And I find it fitting. For many Star Wars fans, as controversial as it might seem to say, Luke Skywalker is a more important figure in their personal philosophy than Jesus Christ. I certainly find that true for myself. Rian Johnson's view of Luke helps us better understand his character by looking at him from a different angle, the same way Scorsese's interpretation of Jesus offered that figure a new, more human lens to be viewed through.

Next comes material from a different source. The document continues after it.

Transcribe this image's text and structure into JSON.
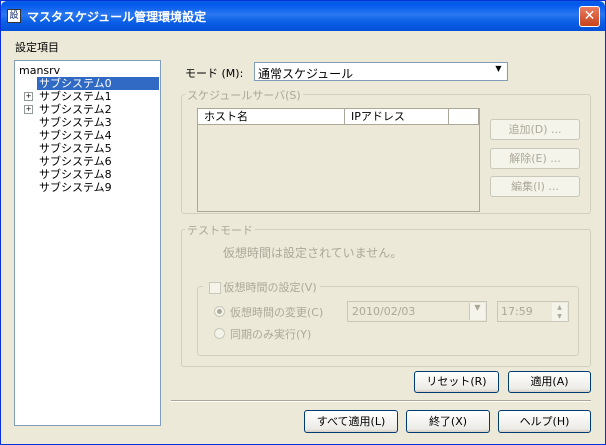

Perhaps this realization can give us a window of understanding into that small but loud flurry of disappointing reactions on the part of some sectors of fandom.

Irvin Kershner

An unrelated but fascinating connection that Star Wars shares with The Last Temptation of Christ is the participation of Irvin Kershner, the director of The Empire Strikes Back. He played Zebedee, a man who tried to stone a woman to death and was stopped by Jesus.

Kershner was a mentor to George Lucas during his time at USC and that's how he ended up getting the job to direct The Empire Strikes Back. What's less clear is why The Last Temptation of Christ was his feature film debut as an actor. Regardless, he is perfectly fine in the role and looks right at home in Scorsese's painterly vision of the life of Christ.

The Last Temptation of Christ

The Last Temptation of Christ is a fascinating alternate view of the life and passion of Christ. Willem Dafoe plays Jesus with a human edge, with equal parts fury and schizophrenia, that is far different and more relatable than other depictions of the character. Peter Gabriel offers a haunting score that brings in period musical instruments and Thelma Schoonmaker's editing here is as good as any she did in her collaboration with Scorsese. There are moments of unorthodox work that are the hallmark of the Scorsese/Schoonmaker collaboration and they're not to be missed. The cinematography by Michael Ballhaus evokes dusty versions of Renaissance paintings, capturing those color palates and moments in vivid live action.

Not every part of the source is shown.